- Friday's match between Venus and Serena Williams is an opportunity to celebrate the Most Remarkable Story in Sports.
“This is our first Grand Slam final together, and, really, that’s the way we’d like it to be. Because then both of us win in a way. [But] I just hate to see Serena lose any way, even against me.” — Venus Williams, following the 2001 U.S. Open final.
“She said she didn’t feel like she really won because she always wanted to you, you know, kind of protect me. I told her, ‘Well, you won. Take it. You know, it’s your win. It’s your victory.” — Serena Williams, following the 2001 U.S. Open final.
We can measure this phenomenon in years: 1998 to the present. But we can also measure it by fashion benchmarks: beads, braids, boots, catsuits, and, yes, tutus. There are circumstances and milestones to use as markers: returns from injuries, from Sjögren's syndrome, from family tragedy, family joy, and now, the P.O. Post-Olympia Era, that is.

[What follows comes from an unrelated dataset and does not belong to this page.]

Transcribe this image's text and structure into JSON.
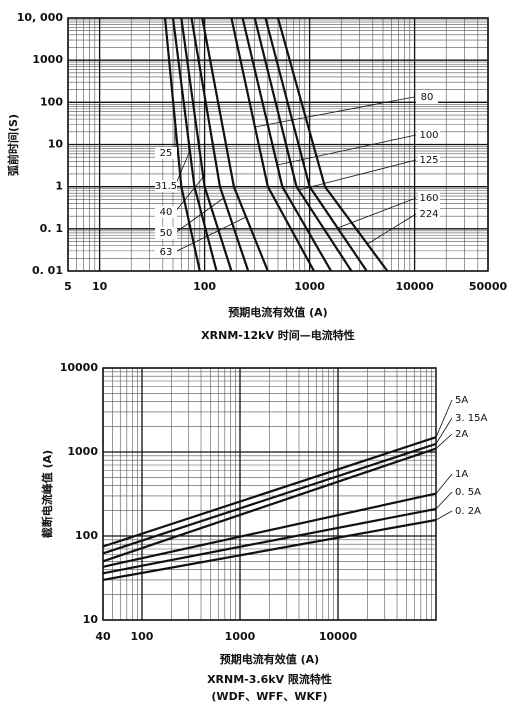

The first meeting between these two icons came during the Bill Clinton administration (the winner, then a giddy 20-year-old, took a call from the sitting President, accepted his congratulations and then complained about her tax rate.) When they met in 2015, Donald Trump, fresh off a presidential debate, was in the stands.
And now the Most Remarkable Story in Sports continues. Friday night, the U.S. Open will host Williams Bowl XXX, the 30th (!) match between Venus and Serena Williams. In some ways, so strikingly much has changed. They are now 38 and 36 years old, respectively. Grand dames of tennis.
In other ways, so strikingly little has changed. The first time Venus and Serena played each other, it was a curiosity, an occasion to observe an unlikely intra-family feat. But it was a fraught affair, played before a crowd entirely unsure how to behave. Is it weird to cheer for one sister at the expense of the other? I’m still not sure we’ve reached a consensus here.
But if there’s still ambivalence about whether you root for one sister over another, there’s complete agreement here: root for them both. The Williams-Williams encounters are less tennis matches than they are occasions to celebrate a family.
When Serena and Venus played here in 2015, it drew a full house and a celebrity cohort to rival the Oscars. Oprah, Justin Timberlake, assorted Jenners and Kardashii were there; as were tennis royalty, from John McEnroe to Martina Navratilova. As always, it was a psychologically fraught affair. So much so that neither of their parents attended, while their two other sisters, Isha and Lyndrea, sat together on a couch in the players’ lounge with their backs to the television. The final score (6-2, 1-6, 6-3 for Serena) didn't much matter. The applause lingered, in part to acknowledge the story, in part because who knew if we’d ever again see Williams sisters on opposite sides of the court ever again.
But as they’ve done their entire career, they have outserved conventional wisdom. Of course they would continue. Since that 2015 New York coronation, they’ve both been in top 10, showing few signs of capitulating to age or tennis timelines. Serena has added to her haul of Grand Slams. They’ve played in a major final (Serena won that one, at Melbourne 2017) and played in Indian Wells earlier this year (Venus this time.)
They’ll take the court here Friday. It will mark Serena’s 103rd U.S. Open singles match and Venus’s 95th. Awkwardness and all, they’ll each want to win, of course.
And to the rest of the world, they each already have.